Rainbow Park Hosts Walk to Fight Arthritis
Prince George, B.C. – People afflicted with arthritis and their supporters turned out for the 6th annual Walk to Fight Arthritis at Rainbow Park on Sunday.
Local participants were joined by people from Williams Lake and Burns Lake in the effort to raise funds to further research into a disease that, in one form or another, affects people from babies to the elderly. The local event was one of 25 held across Canada on Sunday.
Those taking part were urged to walk a minimum one kilometre however it was pointed out that the idea was to make the walk enjoyable and that participants should only do what they felt comfortable doing. Two routes were available: an Easy Walk along the flat surface of the sidewalk along Rainbow Drive and a Challening Walk incorporating the hilly climbs and descents through the interior of Rainbow Park. The event fee was by donation.
UNBC faculty member Kevin Keen conducted research into arthritic diseases and rheumatic diseases. He has benefitted from the Arthritis Society through contributions to his research through the national agency for work he is doing in spinal arthritis. “I’m a medical statistician and I’m mostly working with the clinical work that’s been collected by physicians and imaging technicians. I’ve been involved in a number of studies, still am involved in a number of studies, everything from looking for bio markers for early disease progression to validating patient-reported outcomes.”
Dr. Keen says “arthritis is an umbrella term and it encompasses osteo-arthritis, which people associate predominantly with a long life and heavy labour, and the rheumatic diseases and that includes rheumatoid arthritis which does affect the internal organs, the lungs, kidneys. Osteo-arthritis is treated by surgeons and family physicians, the rheumatic diseases are treated and managed by rheumatologists who are sub-specialists within internal medicine.”

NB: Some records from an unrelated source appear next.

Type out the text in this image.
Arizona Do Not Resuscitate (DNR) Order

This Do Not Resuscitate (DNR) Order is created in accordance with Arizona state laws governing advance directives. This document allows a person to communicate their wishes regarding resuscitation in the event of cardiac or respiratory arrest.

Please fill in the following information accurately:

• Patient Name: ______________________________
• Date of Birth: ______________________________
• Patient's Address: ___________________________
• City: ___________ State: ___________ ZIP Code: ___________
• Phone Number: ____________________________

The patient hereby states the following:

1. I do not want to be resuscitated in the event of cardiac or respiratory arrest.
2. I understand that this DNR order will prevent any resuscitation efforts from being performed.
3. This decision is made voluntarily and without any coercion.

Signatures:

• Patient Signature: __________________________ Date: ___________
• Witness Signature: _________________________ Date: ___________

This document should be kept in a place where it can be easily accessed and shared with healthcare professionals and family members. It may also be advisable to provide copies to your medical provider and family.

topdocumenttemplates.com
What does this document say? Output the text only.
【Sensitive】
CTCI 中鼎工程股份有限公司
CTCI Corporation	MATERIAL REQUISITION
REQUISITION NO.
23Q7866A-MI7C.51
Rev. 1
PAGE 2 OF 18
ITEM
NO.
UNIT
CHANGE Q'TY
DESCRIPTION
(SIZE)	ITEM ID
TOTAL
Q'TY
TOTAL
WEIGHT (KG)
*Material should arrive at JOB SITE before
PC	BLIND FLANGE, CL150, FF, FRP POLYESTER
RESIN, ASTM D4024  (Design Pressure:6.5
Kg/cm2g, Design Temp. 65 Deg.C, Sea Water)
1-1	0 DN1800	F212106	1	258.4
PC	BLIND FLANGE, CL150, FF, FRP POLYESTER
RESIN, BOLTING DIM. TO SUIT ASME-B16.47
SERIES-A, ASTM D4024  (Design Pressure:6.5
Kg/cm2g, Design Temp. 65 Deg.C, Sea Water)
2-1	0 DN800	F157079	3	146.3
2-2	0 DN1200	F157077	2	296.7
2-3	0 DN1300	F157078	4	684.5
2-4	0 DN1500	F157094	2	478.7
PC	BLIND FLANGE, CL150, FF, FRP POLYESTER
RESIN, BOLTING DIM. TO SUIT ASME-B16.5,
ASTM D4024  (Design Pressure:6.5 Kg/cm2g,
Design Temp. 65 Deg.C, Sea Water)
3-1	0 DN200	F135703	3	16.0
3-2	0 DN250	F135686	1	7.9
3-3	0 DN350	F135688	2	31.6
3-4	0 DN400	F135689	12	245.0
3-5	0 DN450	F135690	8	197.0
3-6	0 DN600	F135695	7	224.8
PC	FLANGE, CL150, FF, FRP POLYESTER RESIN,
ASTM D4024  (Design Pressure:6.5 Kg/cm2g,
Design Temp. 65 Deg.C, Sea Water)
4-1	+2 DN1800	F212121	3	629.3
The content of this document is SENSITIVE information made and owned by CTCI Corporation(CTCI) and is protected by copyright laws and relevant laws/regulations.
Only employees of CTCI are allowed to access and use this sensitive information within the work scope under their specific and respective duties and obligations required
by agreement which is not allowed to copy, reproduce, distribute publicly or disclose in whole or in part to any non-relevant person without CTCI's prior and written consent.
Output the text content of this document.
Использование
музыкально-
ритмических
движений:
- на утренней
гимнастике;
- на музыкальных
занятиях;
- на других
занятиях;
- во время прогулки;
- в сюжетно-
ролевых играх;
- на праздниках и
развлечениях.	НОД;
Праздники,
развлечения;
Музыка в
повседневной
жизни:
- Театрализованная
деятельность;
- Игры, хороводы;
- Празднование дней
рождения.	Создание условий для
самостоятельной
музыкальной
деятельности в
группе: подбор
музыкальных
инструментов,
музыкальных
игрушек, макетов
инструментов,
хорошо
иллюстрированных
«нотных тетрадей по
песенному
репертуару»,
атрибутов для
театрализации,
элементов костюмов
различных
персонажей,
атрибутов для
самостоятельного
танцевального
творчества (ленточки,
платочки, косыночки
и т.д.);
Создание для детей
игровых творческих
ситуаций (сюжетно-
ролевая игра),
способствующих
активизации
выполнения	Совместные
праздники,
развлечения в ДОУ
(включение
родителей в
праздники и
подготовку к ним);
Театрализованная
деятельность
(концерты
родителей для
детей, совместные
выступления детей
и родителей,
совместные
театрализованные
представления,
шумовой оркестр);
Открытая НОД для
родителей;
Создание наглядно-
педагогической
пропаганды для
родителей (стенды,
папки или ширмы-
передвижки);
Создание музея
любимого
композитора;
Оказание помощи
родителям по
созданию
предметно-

Dr. Keen says advancements have been made in treating people with arthritis, both surgically and with drugs. He says “osteo-arthritis is typically age-specific because it’s a disease that affects the joints due to use and perhaps overuse. But rheumatoid arthritis, there is a juvenile form that can hit children very early on, typically the onset is before age three. And certainly when they’re able to talk and tell you what’s going on, by age six you know that there’s something going on more than just the usual growing pains.” But he says children very rarely have an osteo-arthritic condition.
With the baby boom generation at retirement age we asked Dr. Keen if we are about to see an explosion of arthritis cases. “As far as joint replacement goes, and for lower mechanical back problems, those are associated with aging and of course there’s the baby boom bubble. And one of the concerns we have as a society is being able to provide services to people with lower back pain and provide for joint replacement. So it’s a major challenge for example for us in British Columbia with the health authorities and being able to provide surgeries for people in a timely manner.”
Dr. Keen says “part of the issue is making sure that we’re doing things efficiently. If you speak to an orthopedic surgeon who specializes in joint replacement, hip and knee, they’ll say, if I was able to get more theatre time I would be able to do more surgeries. So it’s running our system more efficiently and making sure that the waiting times aren’t building up too long. It’s not so much that we’ve got a real problem because we don’t have the medical personnel to take care of the issue it’s running our health care system more efficiently.”
“The other issue is making better use of the allied health professionals like physiotherapists. I mean if you’re going to have a hip replaced there are exercises you can do pre, peri and post-surgery which is going to reduce the demand on the health care system because the recovery time is going to be that much faster.”
And Dr. Keen says “when you’re talking about joint replacement surgery over the last 15 years, things have improved so much that people aren’t as hospitalized as long nor is the recovery period as long.” As an example he says “with hip replacement surgery there the stem that gets inserted into the leg bone. Thirty years ago that stem was smooth metal.”
“What they did to change it was they pock-marked the metal so that the bone could actually graft and grow into it. The next major improvement was using special surgical adhesives so that you don’t have to worry about the joint twisting inside the bone post-surgery because its fixed in the bond by an adhesive that disappears as the bone grafts and grows into the little pockets on the prosthesis.”
He says “if we were still trying to do it the old fashioned way of thirty years ago with the joints they had back then, the backlog would be much worse than it is.”
Dr. Keen says part of the money raised through fundraisers such as the one Sunday “goes to support research, and that includes materials research for artificial joints as well as outreach and communication with patients and their families. It’s an important feature of what the Arthritis Society does.”
By the way the Prince George Walk to Fight Arthritis will be moving from a summertime event to a “Jingle Bell Walk” this November. Local organizers say the summer weekends are now packed with so many events and fundraisers that they’ve decided to make the switch.